In seconds Avalon was burning.
It came in the fury of a wall of wind beside the White Tower of Istaahl, bending the structure far to the side. The civilian onlookers in Pallendara gasped in horror as Istaahl’s gigantic conjured arms clutched at the tower like an imperiled mother holding her infant.
But the stones split apart around the enchanted limbs.
The White Tower crumbled to the ground.
Chapter 27
The Fabric Torn
“BY THE COLONNAE!” Brielle gasped as the flames ate at her forest. Thalasi’s storm continued to flash and rumble, but that singular, massive bolt had taken the bite out of its thunderous bark as surely as it had shattered Brielle’s shield.
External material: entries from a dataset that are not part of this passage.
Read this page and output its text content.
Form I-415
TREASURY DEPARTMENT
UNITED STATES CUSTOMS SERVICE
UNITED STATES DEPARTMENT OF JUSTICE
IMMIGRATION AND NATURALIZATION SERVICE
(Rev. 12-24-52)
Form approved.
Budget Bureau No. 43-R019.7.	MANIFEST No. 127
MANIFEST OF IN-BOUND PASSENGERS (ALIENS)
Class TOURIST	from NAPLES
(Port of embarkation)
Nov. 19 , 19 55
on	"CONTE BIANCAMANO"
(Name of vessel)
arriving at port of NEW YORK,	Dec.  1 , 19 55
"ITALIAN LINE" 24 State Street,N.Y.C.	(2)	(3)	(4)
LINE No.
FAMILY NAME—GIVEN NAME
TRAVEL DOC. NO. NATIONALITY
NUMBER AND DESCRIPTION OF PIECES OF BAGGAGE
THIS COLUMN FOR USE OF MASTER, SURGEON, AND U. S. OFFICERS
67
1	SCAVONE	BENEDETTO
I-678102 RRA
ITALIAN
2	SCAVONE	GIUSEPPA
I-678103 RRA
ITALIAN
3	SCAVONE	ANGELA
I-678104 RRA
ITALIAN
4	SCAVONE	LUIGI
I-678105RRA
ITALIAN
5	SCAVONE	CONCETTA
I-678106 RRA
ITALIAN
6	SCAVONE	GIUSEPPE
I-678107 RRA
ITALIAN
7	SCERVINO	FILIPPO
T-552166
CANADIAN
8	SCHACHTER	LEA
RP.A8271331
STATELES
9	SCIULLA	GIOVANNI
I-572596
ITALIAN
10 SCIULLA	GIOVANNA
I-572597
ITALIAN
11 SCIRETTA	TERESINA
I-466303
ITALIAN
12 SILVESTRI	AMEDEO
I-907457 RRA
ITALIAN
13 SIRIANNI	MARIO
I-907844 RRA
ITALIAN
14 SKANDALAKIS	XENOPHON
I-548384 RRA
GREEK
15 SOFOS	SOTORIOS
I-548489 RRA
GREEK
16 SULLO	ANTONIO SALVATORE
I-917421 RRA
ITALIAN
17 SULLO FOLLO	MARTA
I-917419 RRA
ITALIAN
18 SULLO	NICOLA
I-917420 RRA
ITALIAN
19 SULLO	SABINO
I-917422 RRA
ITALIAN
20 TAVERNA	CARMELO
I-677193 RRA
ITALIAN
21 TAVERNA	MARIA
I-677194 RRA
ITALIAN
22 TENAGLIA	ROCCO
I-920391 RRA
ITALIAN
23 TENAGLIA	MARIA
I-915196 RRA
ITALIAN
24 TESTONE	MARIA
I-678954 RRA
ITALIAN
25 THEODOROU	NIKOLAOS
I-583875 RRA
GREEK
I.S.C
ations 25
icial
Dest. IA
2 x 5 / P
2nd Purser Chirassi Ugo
Brielle reached down inside herself, called to the earth power that fueled her magic. Hers was the first school of magic, the guardian school wherein the energies used her as their guiding hand to fight back against that which went against the natural order of the universe.
“Ye’ve pulled it too far,” the witch moaned when she at last contacted the fabric of her strength. Harmony was the norm for the universal powers, energy all working in accord toward the perfection of natural order. But Morgan Thalasi had grasped at that harmony with his perverted claws, had pulled the heartstrings of the powers beyond their limits.